MARYLAND ADDRESSES CREDIT SCORES:

March 8, 2004

A recent report issued by the Maryland Insurance Administration (MIA) on the use of credit-based insurance scoring found no basis for any conclusion that credit history is skewed toward ethnic minorities or low-income individuals. The study actually indicates that there is insufficient data to conclusively determine whether the use of credit scoring by insurers has an adverse impact on low-income or minority populations. According to the MIA, this is due, in part, to the fact that insurers do not collect information regarding an applicant’s race or income. The MIA added that it has “neither the data nor the information needed to reach a definitive conclusions regarding the impact of the use of credit scoring by insurers on low-income and minority populations.” It will continue to monitor the personal lines insurance market based on consumer complaints, market conduct investigations and data collection by zip code in order to determine if the use of credit history has an adverse impact on low-income or minority populations.
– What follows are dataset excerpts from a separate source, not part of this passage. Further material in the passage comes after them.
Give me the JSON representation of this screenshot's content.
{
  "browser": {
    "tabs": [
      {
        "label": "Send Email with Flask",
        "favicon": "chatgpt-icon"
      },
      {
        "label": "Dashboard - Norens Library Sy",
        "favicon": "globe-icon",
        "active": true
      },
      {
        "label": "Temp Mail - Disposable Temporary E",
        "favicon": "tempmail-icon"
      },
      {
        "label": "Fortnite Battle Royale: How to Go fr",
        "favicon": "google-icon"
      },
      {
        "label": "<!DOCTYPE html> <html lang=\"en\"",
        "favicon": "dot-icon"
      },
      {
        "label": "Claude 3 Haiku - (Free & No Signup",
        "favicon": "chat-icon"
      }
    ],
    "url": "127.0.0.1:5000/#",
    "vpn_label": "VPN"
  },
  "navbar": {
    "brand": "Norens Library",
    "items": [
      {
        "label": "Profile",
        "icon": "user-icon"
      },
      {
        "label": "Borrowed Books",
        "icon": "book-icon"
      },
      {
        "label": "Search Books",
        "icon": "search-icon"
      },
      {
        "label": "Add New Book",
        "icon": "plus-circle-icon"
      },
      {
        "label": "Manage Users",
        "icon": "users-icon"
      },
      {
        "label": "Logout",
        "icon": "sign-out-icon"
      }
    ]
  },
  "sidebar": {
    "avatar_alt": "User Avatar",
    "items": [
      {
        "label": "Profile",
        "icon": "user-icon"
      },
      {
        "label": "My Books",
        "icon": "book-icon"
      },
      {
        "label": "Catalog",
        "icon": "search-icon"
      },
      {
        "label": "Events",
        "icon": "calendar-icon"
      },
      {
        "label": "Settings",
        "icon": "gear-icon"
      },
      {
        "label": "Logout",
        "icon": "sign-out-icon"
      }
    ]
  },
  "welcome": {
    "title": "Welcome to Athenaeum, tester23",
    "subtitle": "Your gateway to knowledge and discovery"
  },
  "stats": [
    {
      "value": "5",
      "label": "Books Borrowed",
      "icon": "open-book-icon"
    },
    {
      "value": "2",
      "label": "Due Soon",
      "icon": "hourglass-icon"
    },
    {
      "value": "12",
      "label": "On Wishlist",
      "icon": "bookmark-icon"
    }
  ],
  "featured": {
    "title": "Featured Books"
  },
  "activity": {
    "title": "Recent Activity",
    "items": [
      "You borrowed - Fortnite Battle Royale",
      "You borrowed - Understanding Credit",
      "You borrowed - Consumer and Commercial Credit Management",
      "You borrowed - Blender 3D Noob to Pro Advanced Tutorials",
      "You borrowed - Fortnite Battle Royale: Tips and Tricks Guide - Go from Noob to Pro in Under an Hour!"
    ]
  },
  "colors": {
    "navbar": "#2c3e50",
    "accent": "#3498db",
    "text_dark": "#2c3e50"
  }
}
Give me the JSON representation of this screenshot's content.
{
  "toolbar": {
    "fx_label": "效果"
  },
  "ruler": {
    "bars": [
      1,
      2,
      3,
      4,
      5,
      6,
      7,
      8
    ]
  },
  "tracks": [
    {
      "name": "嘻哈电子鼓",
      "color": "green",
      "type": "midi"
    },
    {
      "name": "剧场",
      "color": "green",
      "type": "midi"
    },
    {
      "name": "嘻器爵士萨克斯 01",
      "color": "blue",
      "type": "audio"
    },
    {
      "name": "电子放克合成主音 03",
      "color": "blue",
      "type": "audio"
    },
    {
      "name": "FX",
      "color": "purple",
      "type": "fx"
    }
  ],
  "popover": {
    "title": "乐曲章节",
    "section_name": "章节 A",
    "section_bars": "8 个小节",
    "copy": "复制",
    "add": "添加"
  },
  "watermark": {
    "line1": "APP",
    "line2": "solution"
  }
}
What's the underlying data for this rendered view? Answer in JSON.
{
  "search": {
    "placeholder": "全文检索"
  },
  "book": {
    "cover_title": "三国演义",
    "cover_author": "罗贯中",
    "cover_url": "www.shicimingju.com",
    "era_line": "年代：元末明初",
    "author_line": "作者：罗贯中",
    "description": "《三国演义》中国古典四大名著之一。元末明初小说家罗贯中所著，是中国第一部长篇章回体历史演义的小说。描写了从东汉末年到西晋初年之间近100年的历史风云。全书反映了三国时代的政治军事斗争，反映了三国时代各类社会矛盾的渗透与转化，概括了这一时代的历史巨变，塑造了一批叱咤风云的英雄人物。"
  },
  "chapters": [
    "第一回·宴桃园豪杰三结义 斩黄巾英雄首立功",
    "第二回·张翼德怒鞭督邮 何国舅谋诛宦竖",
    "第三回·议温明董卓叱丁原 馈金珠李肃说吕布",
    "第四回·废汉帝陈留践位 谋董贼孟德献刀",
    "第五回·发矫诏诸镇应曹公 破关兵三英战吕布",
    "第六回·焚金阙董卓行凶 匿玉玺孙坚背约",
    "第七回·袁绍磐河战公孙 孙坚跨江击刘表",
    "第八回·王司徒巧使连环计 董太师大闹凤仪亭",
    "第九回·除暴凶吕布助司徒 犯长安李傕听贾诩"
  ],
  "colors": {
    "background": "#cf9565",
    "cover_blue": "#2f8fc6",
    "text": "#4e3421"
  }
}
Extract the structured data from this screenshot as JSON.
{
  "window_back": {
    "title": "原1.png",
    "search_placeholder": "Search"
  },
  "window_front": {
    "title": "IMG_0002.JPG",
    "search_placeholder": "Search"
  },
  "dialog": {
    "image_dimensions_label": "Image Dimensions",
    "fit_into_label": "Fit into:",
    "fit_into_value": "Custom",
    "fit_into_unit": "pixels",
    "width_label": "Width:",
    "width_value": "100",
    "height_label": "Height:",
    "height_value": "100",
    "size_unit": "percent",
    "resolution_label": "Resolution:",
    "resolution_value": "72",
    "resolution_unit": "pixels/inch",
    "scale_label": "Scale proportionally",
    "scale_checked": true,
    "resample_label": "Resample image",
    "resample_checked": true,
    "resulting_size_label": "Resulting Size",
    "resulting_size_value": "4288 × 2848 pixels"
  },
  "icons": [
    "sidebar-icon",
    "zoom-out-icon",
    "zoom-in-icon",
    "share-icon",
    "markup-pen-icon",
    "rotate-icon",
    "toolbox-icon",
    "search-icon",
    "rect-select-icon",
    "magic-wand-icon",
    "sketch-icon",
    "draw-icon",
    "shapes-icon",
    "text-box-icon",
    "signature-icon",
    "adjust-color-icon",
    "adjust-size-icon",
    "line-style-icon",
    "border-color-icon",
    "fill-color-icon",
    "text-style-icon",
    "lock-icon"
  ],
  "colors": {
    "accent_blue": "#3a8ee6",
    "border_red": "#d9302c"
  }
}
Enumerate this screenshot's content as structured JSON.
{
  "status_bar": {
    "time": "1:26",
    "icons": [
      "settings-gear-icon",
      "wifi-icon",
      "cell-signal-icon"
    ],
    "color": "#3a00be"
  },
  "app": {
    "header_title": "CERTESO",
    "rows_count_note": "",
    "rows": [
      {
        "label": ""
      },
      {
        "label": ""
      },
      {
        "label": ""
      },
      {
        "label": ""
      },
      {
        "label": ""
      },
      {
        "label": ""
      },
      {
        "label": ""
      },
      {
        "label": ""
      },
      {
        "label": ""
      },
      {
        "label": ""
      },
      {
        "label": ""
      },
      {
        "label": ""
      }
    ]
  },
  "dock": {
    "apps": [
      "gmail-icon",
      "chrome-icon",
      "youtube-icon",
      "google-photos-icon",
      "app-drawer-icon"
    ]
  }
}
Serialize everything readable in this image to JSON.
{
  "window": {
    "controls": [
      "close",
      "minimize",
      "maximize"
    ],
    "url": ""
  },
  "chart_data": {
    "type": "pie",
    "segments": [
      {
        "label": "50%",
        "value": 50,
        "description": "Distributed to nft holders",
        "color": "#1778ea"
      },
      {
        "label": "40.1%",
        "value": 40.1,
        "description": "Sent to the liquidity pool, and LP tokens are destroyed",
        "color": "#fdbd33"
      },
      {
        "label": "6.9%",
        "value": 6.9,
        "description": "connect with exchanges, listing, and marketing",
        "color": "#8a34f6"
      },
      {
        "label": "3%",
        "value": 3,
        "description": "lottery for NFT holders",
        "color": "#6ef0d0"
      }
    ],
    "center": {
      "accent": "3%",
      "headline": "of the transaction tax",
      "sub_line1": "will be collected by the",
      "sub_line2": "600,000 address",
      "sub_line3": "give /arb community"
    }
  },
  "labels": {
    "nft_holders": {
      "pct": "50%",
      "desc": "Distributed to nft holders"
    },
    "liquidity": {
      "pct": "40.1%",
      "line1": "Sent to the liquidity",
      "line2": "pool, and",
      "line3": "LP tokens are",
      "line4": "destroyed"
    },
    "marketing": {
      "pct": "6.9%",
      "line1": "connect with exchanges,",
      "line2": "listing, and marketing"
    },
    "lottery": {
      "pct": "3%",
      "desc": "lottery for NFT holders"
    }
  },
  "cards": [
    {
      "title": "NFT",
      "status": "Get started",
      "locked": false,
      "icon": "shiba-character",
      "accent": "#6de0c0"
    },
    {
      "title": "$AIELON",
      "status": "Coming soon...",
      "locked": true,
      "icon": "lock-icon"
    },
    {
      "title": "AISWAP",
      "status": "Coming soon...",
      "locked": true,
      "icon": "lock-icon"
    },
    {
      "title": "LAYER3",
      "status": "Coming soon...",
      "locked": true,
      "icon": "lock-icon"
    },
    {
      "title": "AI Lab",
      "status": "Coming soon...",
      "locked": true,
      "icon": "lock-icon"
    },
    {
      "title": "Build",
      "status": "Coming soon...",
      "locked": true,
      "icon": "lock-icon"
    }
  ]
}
In addition, the MIA will be participating in a multi-state study initiated by the Missouri Department of Insurance to determine the impact of credit scoring on minorities and low-income populations. The Property Casualty Insurers Association of America reacted by issuing a bulletin claiming that said the study “provided no conclusive evidence” that insurance scores are anything less than objective, accurate underwriting and rating devices benefiting most policyholders with lower premiums.